Abstract

Objectives: The current study aimed to investigate the effect of fibrinogen compared to fresh frozen plasma (FFP) on outcomes of patients with traumatic hemorrhagic shock (THS). Methods: In this double-blind RCT study, traumatic hemorrhagic shock patients with chronic diseases referred to the emergency department (ED) were evaluated. Patients were randomly divided into three equal groups; The first group received fibrinogen concentrate (70 mg/kg), the second group was treated with FFP, and the third group received crystalloid. Transfusion of FFP and packed red blood cells (PRBC) was in a 1:1 ratio. The need for admission in intensive care units, PRBC transfusion units, multiple organ failure, hospitalization days, and mortality rate were compared in both groups. Results: In total, 45 patients were studied. The number of red blood cells (RBCs) transfused in patients treated with crystalloid, FFP, and Fibrinogen was 2.93, 2.37, and 2, respectively, which was statistically significant (P = 0.03).
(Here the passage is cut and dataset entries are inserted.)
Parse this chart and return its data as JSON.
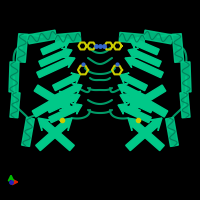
{
  "background_color": "#000000",
  "protein_color_bright": "#00C888",
  "protein_color_mid": "#009966",
  "protein_color_dark": "#007755",
  "ligand_yellow": "#CCCC00",
  "ligand_blue": "#3366CC",
  "axis_x_color": "#DD2200",
  "axis_y_color": "#00BB00",
  "axis_z_color": "#2222BB",
  "figsize": [
    2.0,
    2.0
  ],
  "dpi": 100
}
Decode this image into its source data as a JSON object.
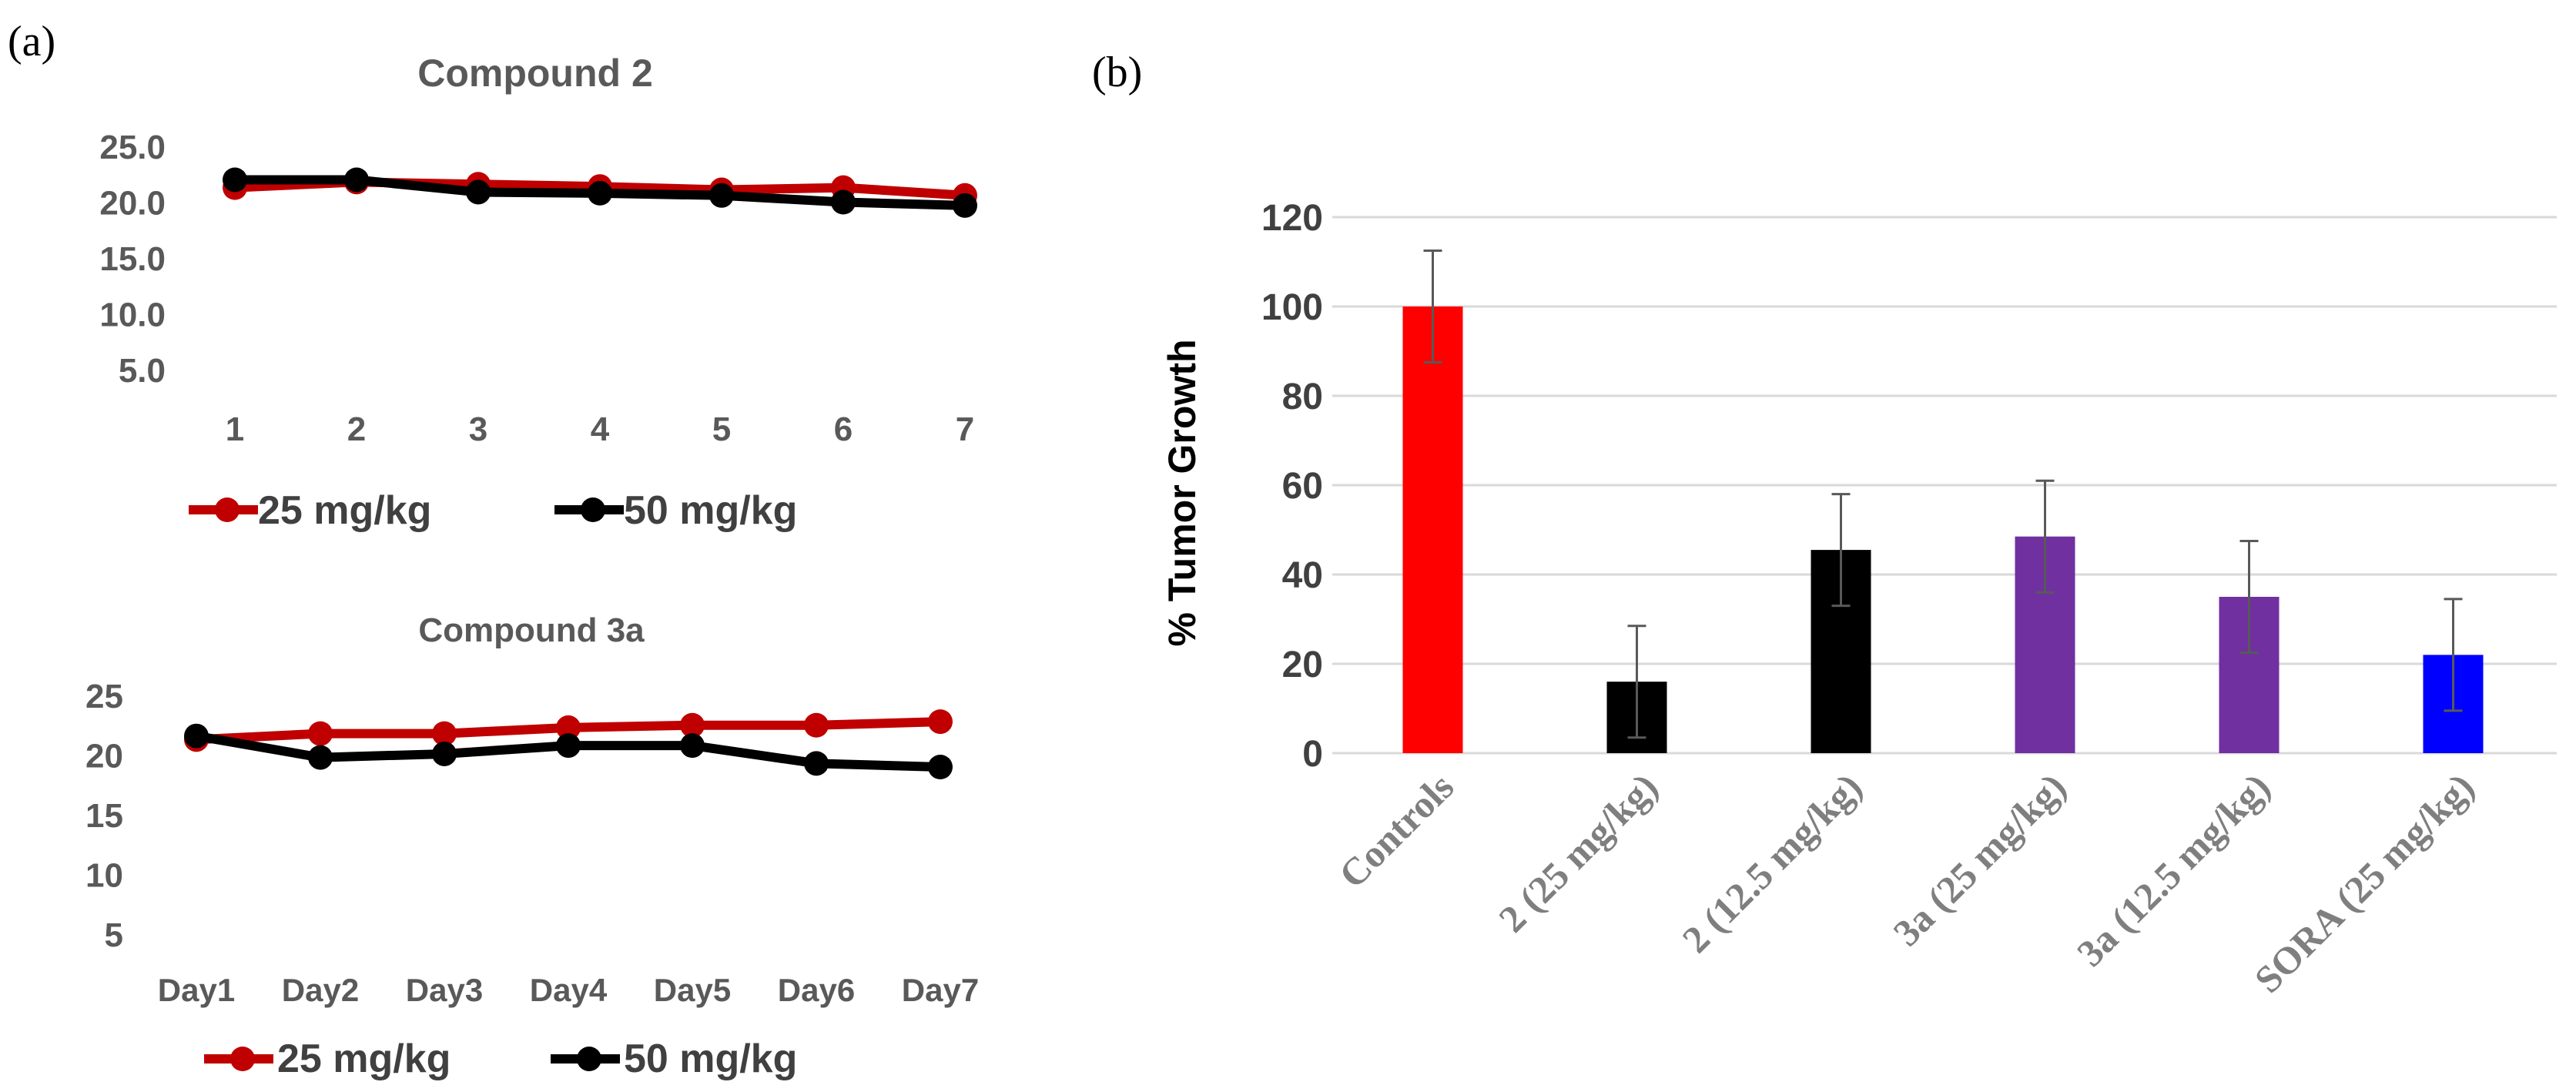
{
  "panels": {
    "a_label": "(a)",
    "b_label": "(b)"
  },
  "chart_data": [
    {
      "type": "line",
      "panel": "a",
      "title": "Compound 2",
      "x": [
        "1",
        "2",
        "3",
        "4",
        "5",
        "6",
        "7"
      ],
      "yticks": [
        "5.0",
        "10.0",
        "15.0",
        "20.0",
        "25.0"
      ],
      "ylim": [
        5,
        25
      ],
      "series": [
        {
          "name": "25 mg/kg",
          "color": "#c00000",
          "values": [
            21.3,
            21.8,
            21.6,
            21.4,
            21.1,
            21.3,
            20.6
          ]
        },
        {
          "name": "50 mg/kg",
          "color": "#000000",
          "values": [
            22.0,
            22.0,
            20.9,
            20.8,
            20.6,
            20.0,
            19.7
          ]
        }
      ],
      "legend": [
        "25 mg/kg",
        "50 mg/kg"
      ],
      "legend_position": "bottom"
    },
    {
      "type": "line",
      "panel": "a",
      "title": "Compound 3a",
      "x": [
        "Day1",
        "Day2",
        "Day3",
        "Day4",
        "Day5",
        "Day6",
        "Day7"
      ],
      "yticks": [
        "5",
        "10",
        "15",
        "20",
        "25"
      ],
      "ylim": [
        5,
        25
      ],
      "series": [
        {
          "name": "25 mg/kg",
          "color": "#c00000",
          "values": [
            21.3,
            21.8,
            21.8,
            22.3,
            22.5,
            22.5,
            22.8
          ]
        },
        {
          "name": "50 mg/kg",
          "color": "#000000",
          "values": [
            21.6,
            19.8,
            20.1,
            20.8,
            20.8,
            19.3,
            19.0
          ]
        }
      ],
      "legend": [
        "25 mg/kg",
        "50 mg/kg"
      ],
      "legend_position": "bottom"
    },
    {
      "type": "bar",
      "panel": "b",
      "title": "",
      "ylabel": "% Tumor Growth",
      "xlabel": "",
      "ylim": [
        0,
        120
      ],
      "yticks": [
        "0",
        "20",
        "40",
        "60",
        "80",
        "100",
        "120"
      ],
      "grid": true,
      "categories": [
        "Controls",
        "2 (25 mg/kg)",
        "2 (12.5 mg/kg)",
        "3a (25 mg/kg)",
        "3a (12.5 mg/kg)",
        "SORA (25 mg/kg)"
      ],
      "values": [
        100,
        16,
        45.5,
        48.5,
        35,
        22
      ],
      "errors": [
        12.5,
        12.5,
        12.5,
        12.5,
        12.5,
        12.5
      ],
      "colors": [
        "#ff0000",
        "#000000",
        "#000000",
        "#7030a0",
        "#7030a0",
        "#0000ff"
      ]
    }
  ]
}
Two patients (13.3%) in the Fibrinogen-treated group, 4 (26%) in the FFP group, and 2 in the control group had multiple organ failure (P = 0.5). The incidence of sepsis was significantly higher in the FFP-treated group. In addition, mortality was significantly higher in patients who received crystalloid (46.7%) (P = 0.13). Conclusions: This study demonstrated that treating patients with fibrinogen concentrate was associated with a decreased number of pRBC transfusion units and mortality. Therefore, management of traumatic patients with fibrinogen concentrate not only can improve the outcomes but also declines patients’ exposure to allogeneic blood products.